Lookup uses unicodedata2 if it is available, and falls back on stdlib unicodedata otherwise.

<SnoopJ> .unicode 🫩
<terribot> [unicode] (🫩): U+1FAE9 v16.0 (So) FACE WITH BAGS UNDER EYES
<SnoopJ> .u 🏴‍☠ 
<terribot> [unicode] (🏴): U+1F3F4 v7.0 (So) WAVING BLACK FLAG
<terribot> [unicode] (‍): U+200D v1.1 (Cf) ZERO WIDTH JOINER
<terribot> [unicode] (☠): U+2620 v1.1 (So) SKULL AND CROSSBONES

It is sometimes convenient to discard all ASCII characters from lookup, which can be done with the unicode:noascii(u:noascii) command:

<SnoopJ> .u:noascii ça va?
<terribot> [unicode] (ç): U+00E7 v1.1 (Ll) LATIN SMALL LETTER C WITH CEDILLA

The unicode:raw (u:raw) command is provided to avoid discarding any codepoints when performing lookup.

<SnoopJ> .unicode:raw a b
<terribot> [unicode] (a): U+0061 v1.1 (Ll) LATIN SMALL LETTER A
<terribot> [unicode] ( ): U+0020 v1.1 (Zs) SPACE
<terribot> [unicode] (b): U+0062 v1.1 (Ll) LATIN SMALL LETTER B

Individual codepoints can also be looked up with hex notation, in either U+NNNN form, 0xNNNN form, or \uNNNN form.

<SnoopJ> .unicode U+037E
<terribot> [unicode] (;): U+037E v1.1 (Po) GREEK QUESTION MARK
<SnoopJ> .u 0xBEEF
<terribot> [unicode] (뻯): U+BEEF v2.0 (Lo) HANGUL SYLLABLE BBEGS
<SnoopJ> .u \u732b
<terribot> [unicode] (猫): U+732B v1.1 (Lo) CJK UNIFIED IDEOGRAPH-732B

Note that the \u notation is not restricted in the same way as the same notation for Python literals. You may use as many or as few hex digits as you like.

<SnoopJ> .u \u1
<terribot> [unicode] (): U+0001 v1.1 (Cc) START OF HEADING
<SnoopJ> .u \u12345
<terribot> [unicode] (𒍅): U+12345 v5.0 (Lo) CUNEIFORM SIGN URU TIMES KI

Normalization forms

The Unicode normalization forms are available to transform input strings.

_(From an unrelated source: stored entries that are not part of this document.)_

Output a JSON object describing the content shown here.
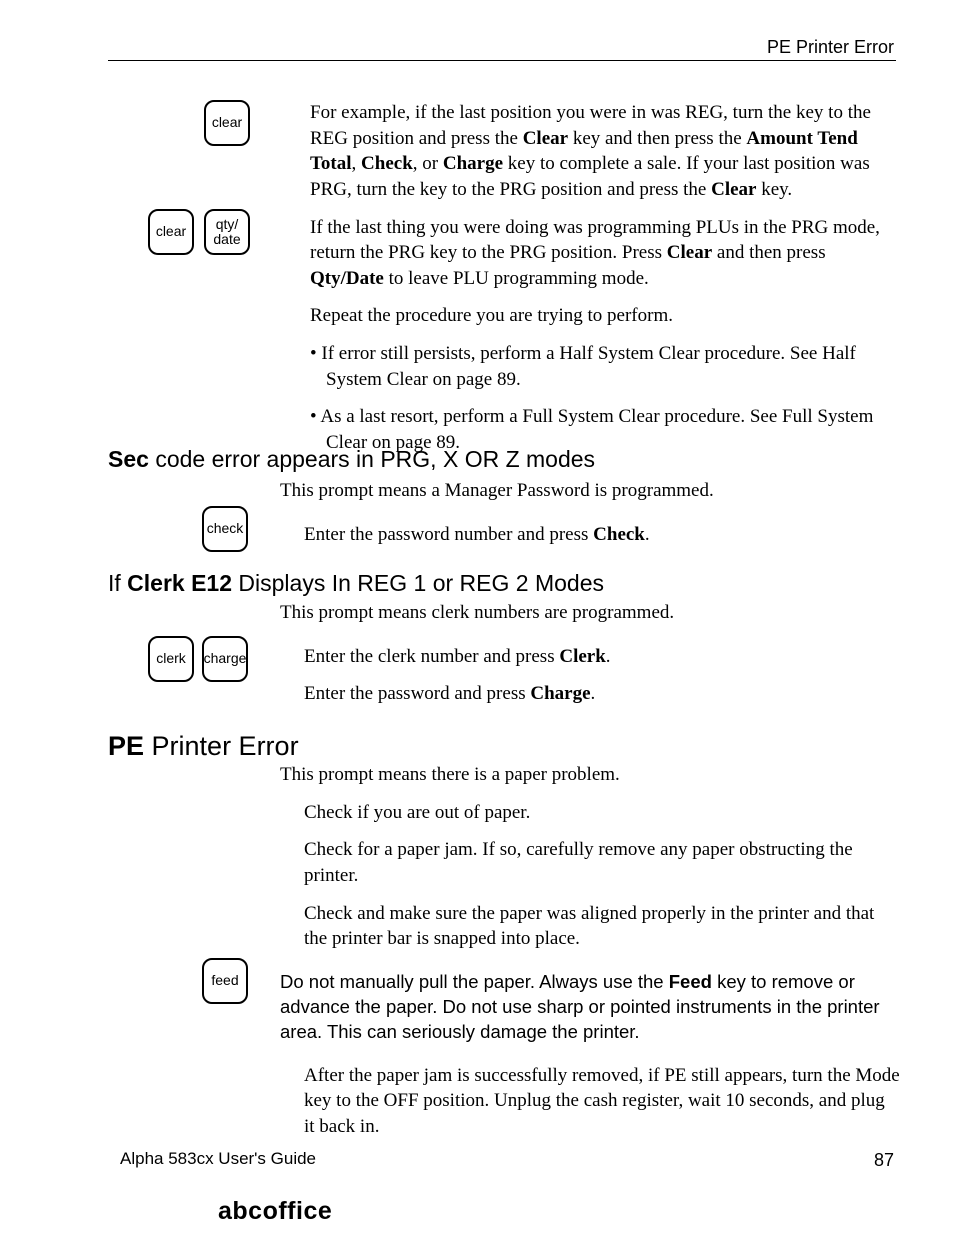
{
  "header": {
    "running": "PE Printer Error"
  },
  "footer": {
    "guide": "Alpha 583cx  User's Guide",
    "page": "87",
    "brand": "abcoffice"
  },
  "keys": {
    "clear": "clear",
    "qty_date": "qty/\ndate",
    "check": "check",
    "clerk": "clerk",
    "charge": "charge",
    "feed": "feed"
  },
  "sec1": {
    "p1_a": "For example, if the last position you were in was REG, turn the key to the REG position and press the ",
    "p1_b": "Clear",
    "p1_c": " key and then press the ",
    "p1_d": "Amount Tend Total",
    "p1_e": ", ",
    "p1_f": "Check",
    "p1_g": ", or ",
    "p1_h": "Charge",
    "p1_i": " key to complete a sale. If your last position was PRG, turn the key to the PRG position and press the ",
    "p1_j": "Clear",
    "p1_k": " key.",
    "p2_a": "If the last thing you were doing was programming PLUs in the PRG mode, return the PRG key to the PRG position. Press ",
    "p2_b": "Clear",
    "p2_c": " and then press ",
    "p2_d": "Qty/Date",
    "p2_e": " to leave PLU programming mode.",
    "p3": "Repeat the procedure you are trying to perform.",
    "b1": "• If error still persists, perform a Half System Clear procedure. See Half System Clear on page 89.",
    "b2": "• As a last resort, perform a Full System Clear procedure. See Full System Clear on page 89."
  },
  "sec2": {
    "h_a": "Sec",
    "h_b": " code error appears in PRG, X OR Z modes",
    "p1": "This prompt means a Manager Password is programmed.",
    "p2_a": "Enter the password number and press ",
    "p2_b": "Check",
    "p2_c": "."
  },
  "sec3": {
    "h_a": "If ",
    "h_b": "Clerk E12",
    "h_c": " Displays In REG 1 or REG 2 Modes",
    "p1": "This prompt means clerk numbers are programmed.",
    "p2_a": "Enter the clerk number and press ",
    "p2_b": "Clerk",
    "p2_c": ".",
    "p3_a": "Enter the password and press ",
    "p3_b": "Charge",
    "p3_c": "."
  },
  "sec4": {
    "h_a": "PE",
    "h_b": " Printer Error",
    "p1": "This prompt means there is a paper problem.",
    "s1": "Check if you are out of paper.",
    "s2": "Check for a paper jam. If so, carefully remove any paper obstructing the printer.",
    "s3": "Check and make sure the paper was aligned properly in the printer and that the printer bar is snapped into place.",
    "note_a": "Do not manually pull the paper. Always use the ",
    "note_b": "Feed",
    "note_c": " key to remove or advance the paper. Do not use sharp or pointed instruments in the printer area. This can seriously damage the printer.",
    "s4": "After the paper jam is successfully removed, if PE still appears, turn the Mode key to the OFF position. Unplug the cash register, wait 10 seconds, and plug it back in."
  }
}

Input characters defined by the configuration option ignore_chars are ignored.

<SnoopJ> .unicode:NFKD ça va
<terribot> [unicode] (c): U+0063 v1.1 (Ll) LATIN SMALL LETTER C
<terribot> [unicode] (◌̧): U+0327 v1.1 (Mn) COMBINING CEDILLA
<terribot> [unicode] (a): U+0061 v1.1 (Ll) LATIN SMALL LETTER A
<terribot> [unicode] (v): U+0076 v1.1 (Ll) LATIN SMALL LETTER V
<terribot> [unicode] (a): U+0061 v1.1 (Ll) LATIN SMALL LETTER A
<SnoopJ> .u:NFKC ça va
<terribot> [unicode] (ç): U+00E7 v1.1 (Ll) LATIN SMALL LETTER C WITH CEDILLA
<terribot> [unicode] (a): U+0061 v1.1 (Ll) LATIN SMALL LETTER A
<terribot> [unicode] (v): U+0076 v1.1 (Ll) LATIN SMALL LETTER V
<terribot> [unicode] (a): U+0061 v1.1 (Ll) LATIN SMALL LETTER A

Codepoint search

A rudimentary search functionality is available. The maximum number of matches reported can be configured, as many queries produce a large number of results.

<SnoopJ> .unicode:search apple
<terribot> [unicode] 3 results:
<terribot> [unicode] 🍍 U+1f34d PINEAPPLE
<terribot> [unicode] 🍎 U+1f34e RED APPLE
<terribot> [unicode] 🍏 U+1f34f GREEN APPLE

Configuring

The easiest way to configure sopel-unicode is via Sopel's configuration wizard—simply run sopel-plugins configure sopel-unicode and enter the values for which it prompts you.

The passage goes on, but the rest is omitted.